Только и осталось у нас, что вот эта самая блатная песня, от всего нашего, вконец растерявшего свои былые национальные черты, отечества.
Что это? Снова эпатаж? Опять желание подразнить гусей, раздувающих зобы национальной спесью?
Нет, это он всерьез. Вы можете соглашаться или не соглашаться с этим убийственным выводом, можете даже возмущаться и негодовать, но в одном только вы не сможете ему отказать – в полной, безусловной искренности. В особенности когда дело дойдет до финальных, заключительных аккордов, где литературоведческое исследование вдруг преображается в странный и жуткий лирический всплеск и окончательно рвется тончайшая пленочка, отделявшая Абрама Терца от Андрея Синявского.

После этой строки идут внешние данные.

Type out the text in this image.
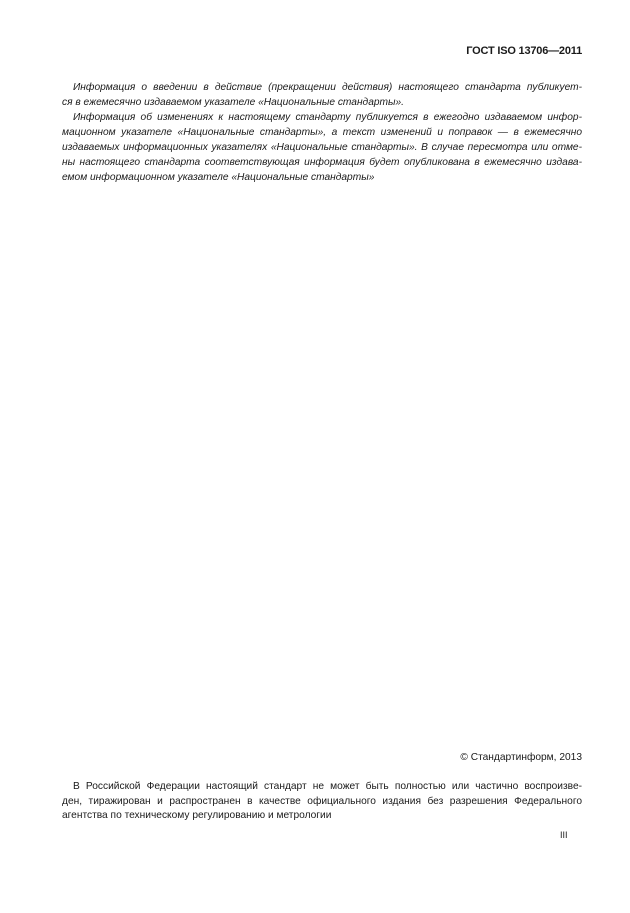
ГОСТ ISO 13706—2011
Информация о введении в действие (прекращении действия) настоящего стандарта публикует-
ся в ежемесячно издаваемом указателе «Национальные стандарты».
Информация об изменениях к настоящему стандарту публикуется в ежегодно издаваемом инфор-
мационном указателе «Национальные стандарты», а текст изменений и поправок — в ежемесячно
издаваемых информационных указателях «Национальные стандарты». В случае пересмотра или отме-
ны настоящего стандарта соответствующая информация будет опубликована в ежемесячно издава-
емом информационном указателе «Национальные стандарты»
© Стандартинформ, 2013
В Российской Федерации настоящий стандарт не может быть полностью или частично воспроизве-
ден, тиражирован и распространен в качестве официального издания без разрешения Федерального
агентства по техническому регулированию и метрологии
III
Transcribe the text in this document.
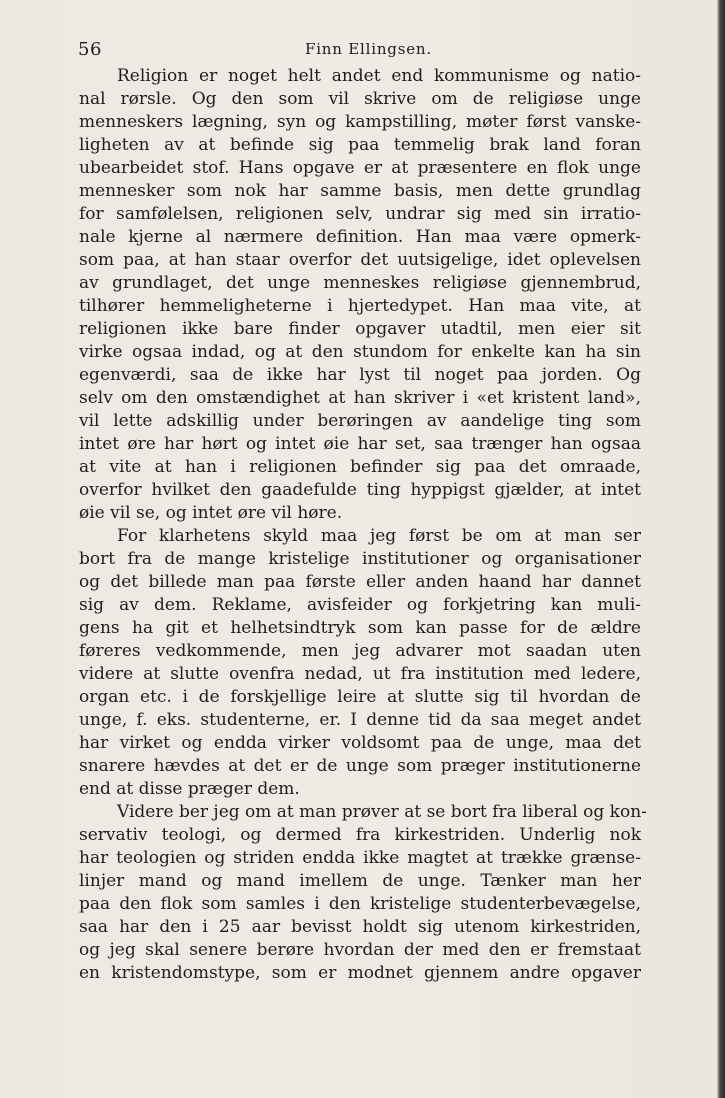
56	Finn Ellingsen.
Religion er noget helt andet end kommunisme og natio-
nal rørsle. Og den som vil skrive om de religiøse unge
menneskers lægning, syn og kampstilling, møter først vanske-
ligheten av at befinde sig paa temmelig brak land foran
ubearbeidet stof. Hans opgave er at præsentere en flok unge
mennesker som nok har samme basis, men dette grundlag
for samfølelsen, religionen selv, undrar sig med sin irratio-
nale kjerne al nærmere definition. Han maa være opmerk-
som paa, at han staar overfor det uutsigelige, idet oplevelsen
av grundlaget, det unge menneskes religiøse gjennembrud,
tilhører hemmeligheterne i hjertedypet. Han maa vite, at
religionen ikke bare finder opgaver utadtil, men eier sit
virke ogsaa indad, og at den stundom for enkelte kan ha sin
egenværdi, saa de ikke har lyst til noget paa jorden. Og
selv om den omstændighet at han skriver i «et kristent land»,
vil lette adskillig under berøringen av aandelige ting som
intet øre har hørt og intet øie har set, saa trænger han ogsaa
at vite at han i religionen befinder sig paa det omraade,
overfor hvilket den gaadefulde ting hyppigst gjælder, at intet
øie vil se, og intet øre vil høre.
For klarhetens skyld maa jeg først be om at man ser
bort fra de mange kristelige institutioner og organisationer
og det billede man paa første eller anden haand har dannet
sig av dem. Reklame, avisfeider og forkjetring kan muli-
gens ha git et helhetsindtryk som kan passe for de ældre
føreres vedkommende, men jeg advarer mot saadan uten
videre at slutte ovenfra nedad, ut fra institution med ledere,
organ etc. i de forskjellige leire at slutte sig til hvordan de
unge, f. eks. studenterne, er. I denne tid da saa meget andet
har virket og endda virker voldsomt paa de unge, maa det
snarere hævdes at det er de unge som præger institutionerne
end at disse præger dem.
Videre ber jeg om at man prøver at se bort fra liberal og kon-
servativ teologi, og dermed fra kirkestriden. Underlig nok
har teologien og striden endda ikke magtet at trække grænse-
linjer mand og mand imellem de unge. Tænker man her
paa den flok som samles i den kristelige studenterbevægelse,
saa har den i 25 aar bevisst holdt sig utenom kirkestriden,
og jeg skal senere berøre hvordan der med den er fremstaat
en kristendomstype, som er modnet gjennem andre opgaver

Мы сойдем со сцены – Генка Темин, Мишка Конухов (о, как он пел «Пацанку»!), мужественный Коля Николаенко и я меж ними, грешной тенью. Нелегкое это дело на прощанье созвать гостей, если тот уже в крытке, другой неизвестно где, а третий попал под колеса, не доехав по назначению до нового надзора. Должно быть, его скинуло с поезда: он имел обыкновение, путешествуя по стране, горланить песни с крыши вагона… А в свое время как было весело, когда мы сходились вместе!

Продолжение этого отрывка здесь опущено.